EU suspends import duties on wheat to ease supply pressures

In a move to ease EU market pressures, the Commission has announced that it is to suspend import duties on low and medium quality wheat and barley from next week until the end of June.

The suspension is a response to "tight supplies in world cereals markets” said the EU, with the preferential tariffs of 12 €/tonne and 16 €/tonne for wheat and barley respectively to be reduced to zero for the volumes permitted under the quota

While grain prices have risen worldwide, those in Europe have grown particularly fast, inflated by the region's relatively thin export surplus, compared with the US, and its geographical position.

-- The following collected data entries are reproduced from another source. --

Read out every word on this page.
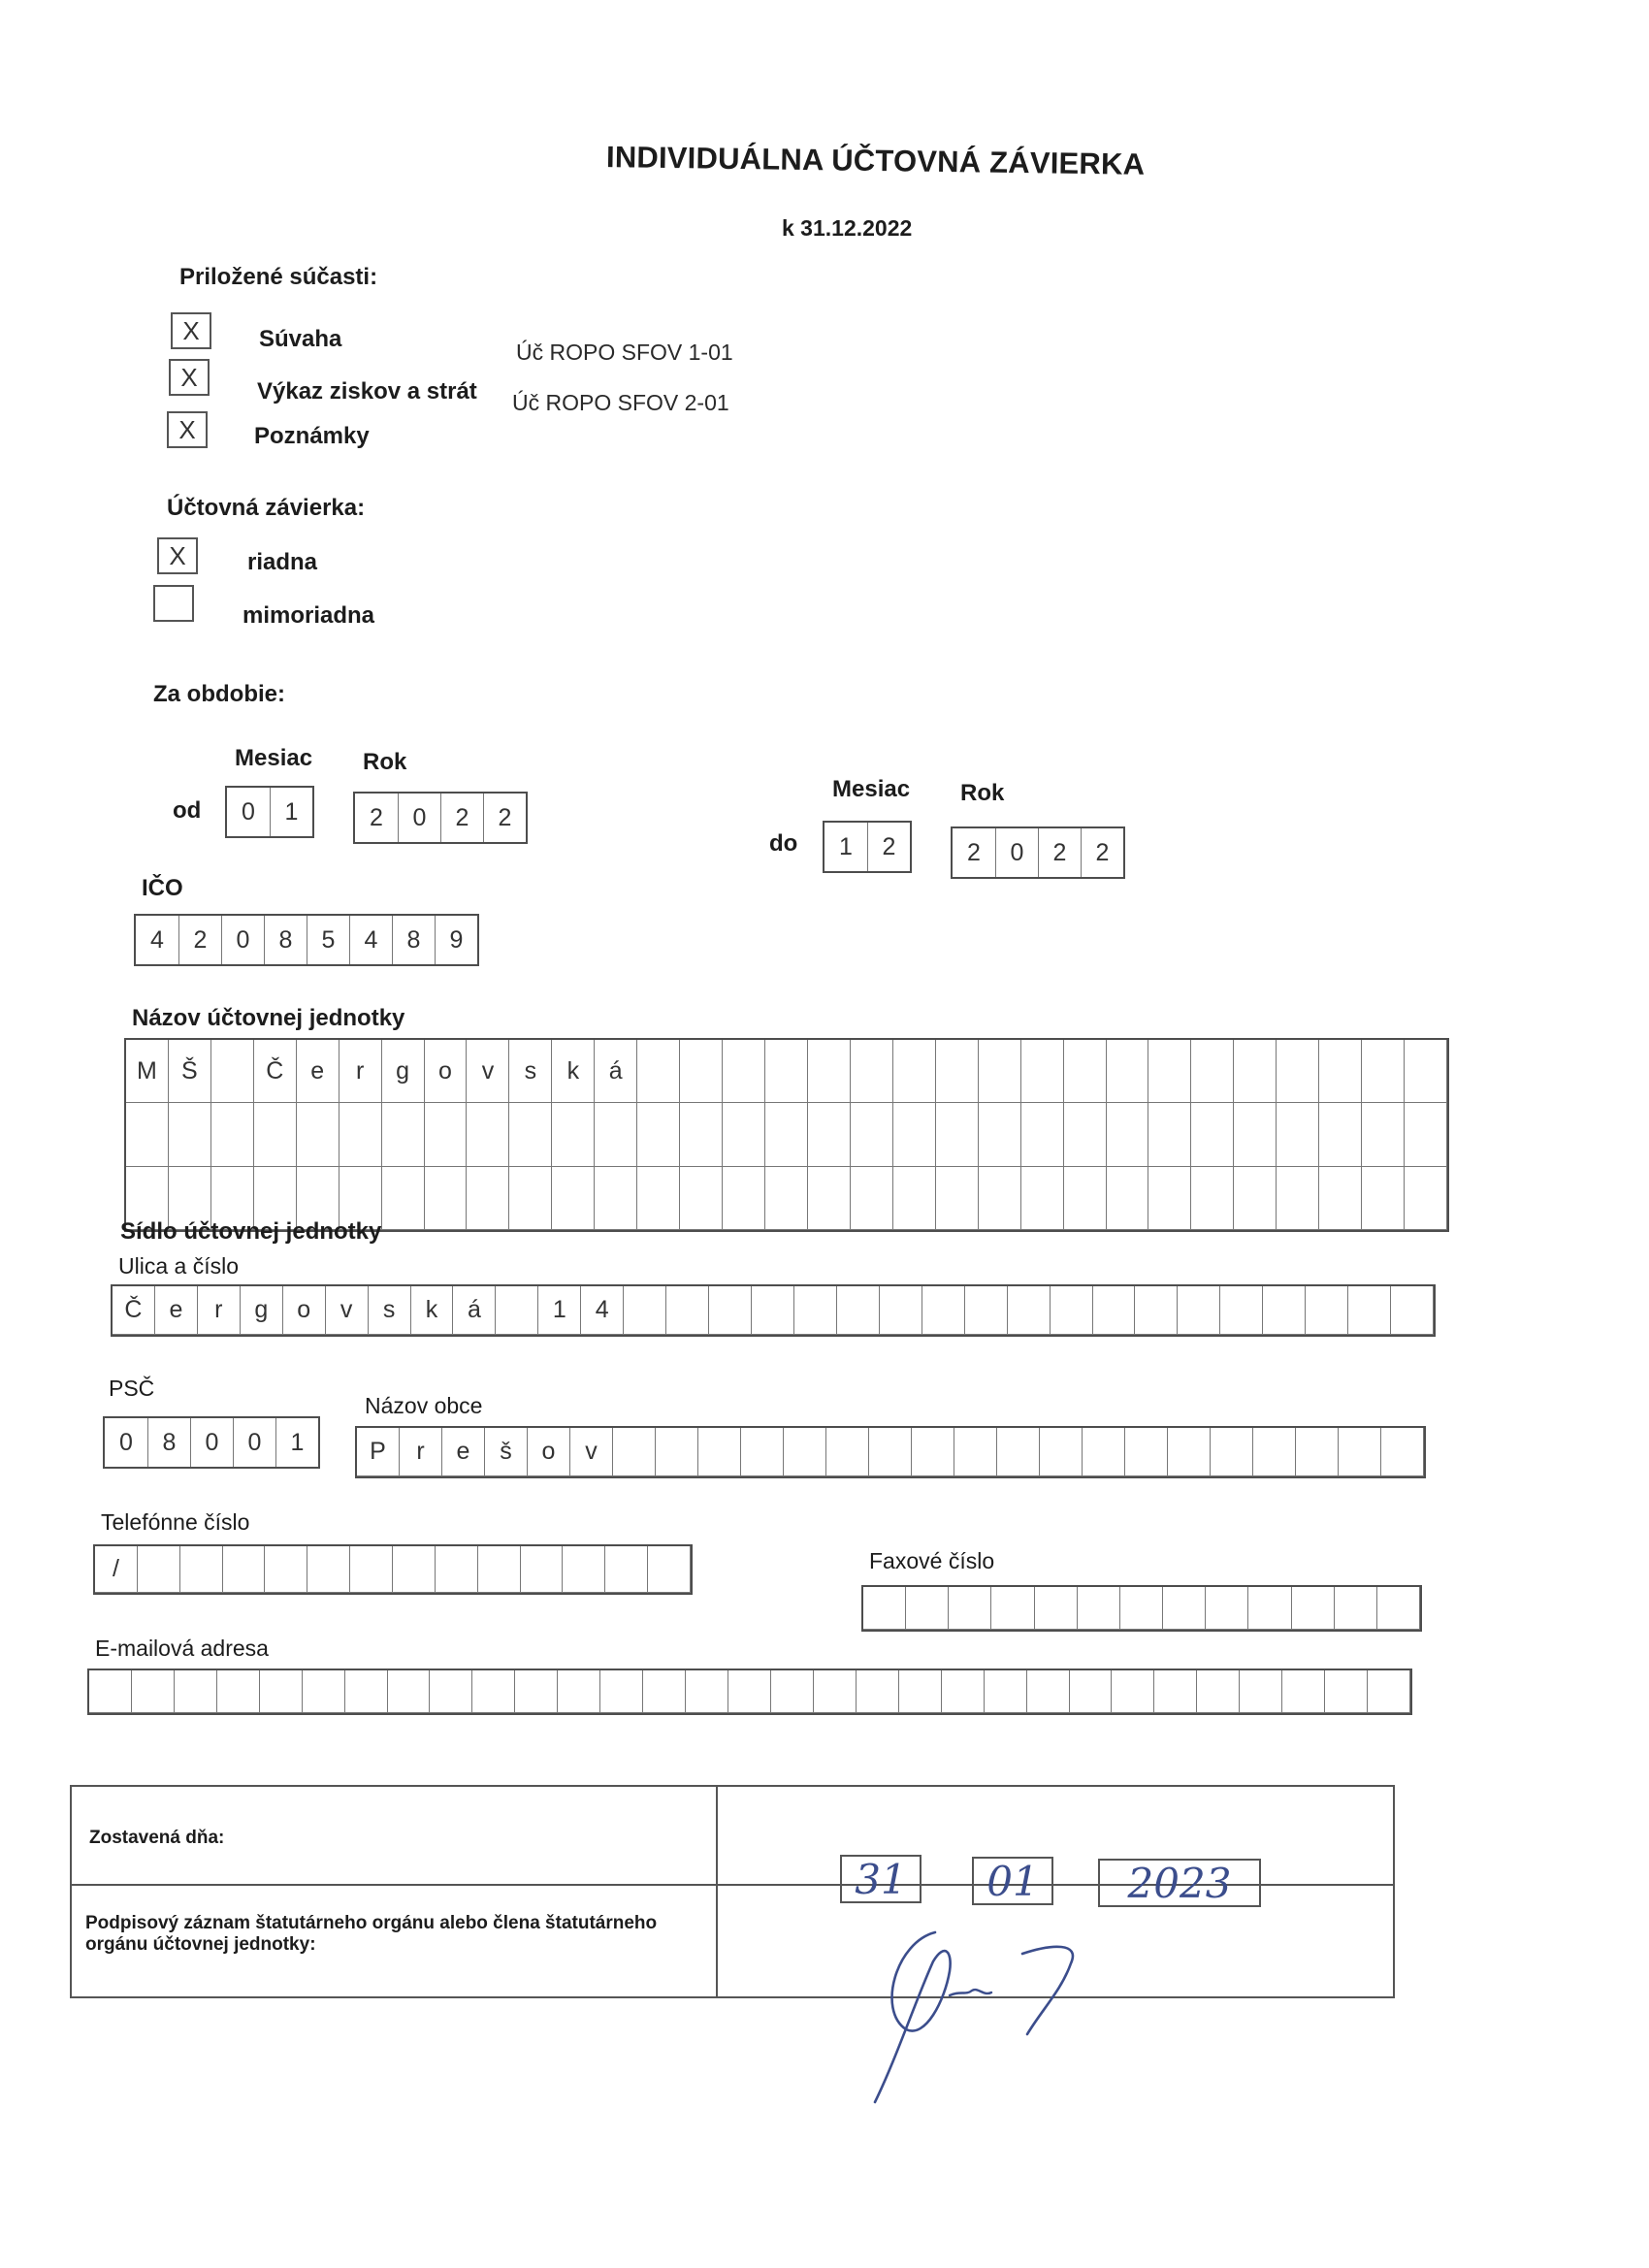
INDIVIDUÁLNA ÚČTOVNÁ ZÁVIERKA
k 31.12.2022
Priložené súčasti:
X	Súvaha	Úč ROPO SFOV 1-01
X	Výkaz ziskov a strát Úč ROPO SFOV 2-01
X	Poznámky
Účtovná závierka:
X	riadna
mimoriadna
Za obdobie:
Mesiac Rok
od	0	1	2	0	2	2
Mesiac Rok
do	1	2	2	0	2	2
IČO
4	2	0	8	5	4	8	9
Názov účtovnej jednotky
M	Š	Č	e	r	g	o	v	s	k	á
Sídlo účtovnej jednotky
Ulica a číslo
Č	e	r	g	o	v	s	k	á	1	4
PSČ
0	8	0	0	1
Názov obce
P	r	e	š	o	v
Telefónne číslo
/	Faxové číslo
E-mailová adresa
Zostavená dňa:
Podpisový záznam štatutárneho orgánu alebo člena štatutárneho orgánu účtovnej jednotky:
31	01	2023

Multiple production setbacks in Germany, Russia and Canada compounded by the recent flooding in Australian have sorely reduced milling wheat quantities.

And European wheat prices have seen impressive rallying with new contract highs being set by the Matif exchange. “Matif March 2011 contract prices have gained 12 per cent since early January to €274 per tonne with the nearby spot value now having almost doubled since the mid-way point of 2010,” reported analysts Rabobank in their monthly commodities review for February.

The European Flour Millers Association had pressed the Commission for reduced duties on low and medium quality common wheat amid fears of dwindling carry over stocks within the EU.

Speaking after the Management Committee vote today, Dacian Ciolos, Commissioner for Agriculture and Rural Development, said he expected the proposal to “reduce tensions on the European cereals market.”

He commented that the Commission had an obligation to do intervene to “help ease the situation until the end of the marketing year."